LONG running concerns surrounding the management of The Pillars cliff jumping site continue to frustrate Mornington Peninsula Shire Council.
While it acknowledges that the amenity of Mount Martha residents needs to be protected from discarded litter, overcrowded streets, and even occasional abuse from unwanted visitors, there’s no denying they will continue to come – and to climb through, or over, fences to get to the water.
The Pillars remain a major visitor attraction, despite lack of parking or ease of access.
The mayor Cr Despi O’Connor said while the shire had “trialed a range of actions as part of a long term Pillars’ management plan, we continue to welcome any ideas for consideration that will help address some of the local challenges”.
During a recent interview on ABC Radio with morning presenter Virginia Trioli, the mayor mentioned the need to “think out of the box” to fix these “challenges”.
“The fence wasn’t working; people were still getting in there,” she said later, referring to concrete blocks, wire barriers and signs erected along the Esplanade during the 2018-2019 summer to keep thrill-seekers at bay.
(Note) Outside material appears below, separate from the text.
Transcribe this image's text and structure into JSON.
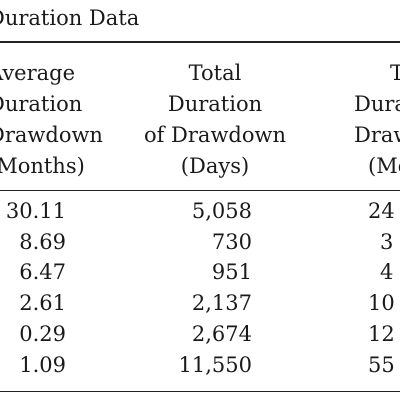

Police refused to climb the fence to check on alcohol bans brought in by the shire at The Pillars and nearby streets.
The shire has used a drone to monitor the site but adopted no new tactics – possibly because no one has thought of anything “out of the box” – since closing tracks, revegetating areas if clifftop and erecting signs aimed at reducing erosion and warning visitors of cliff instability.
The shire’s website says surrounding streets will continue to be patrolled for illegal parking and fines will be issued wherever possible. Litter will be collected, and shire bins emptied daily during peak season. Officers would monitor visitor numbers and other activities.
Cr O’Connor said any long term management plan would include information about Aboriginal shell middens. “Two … middens were recorded during the 1970s and a further shell midden and artefact scatter have been recorded within 200 metres of the activity area”.
“This is evidence of the significant value of the area in our cultural heritage and living culture.”
She said Aboriginals would most likely have been “jumping off the cliffs” for a seaside frolic over millennia. “It’s just knowledge that I know,” she said.
The shire will continue to work with the community, state government, Victoria Police, Country Fire Authority, Parks Victoria, Life Saving Victoria and Bunurong Land Council to implement actions as part of its long term management plan, the mayor said.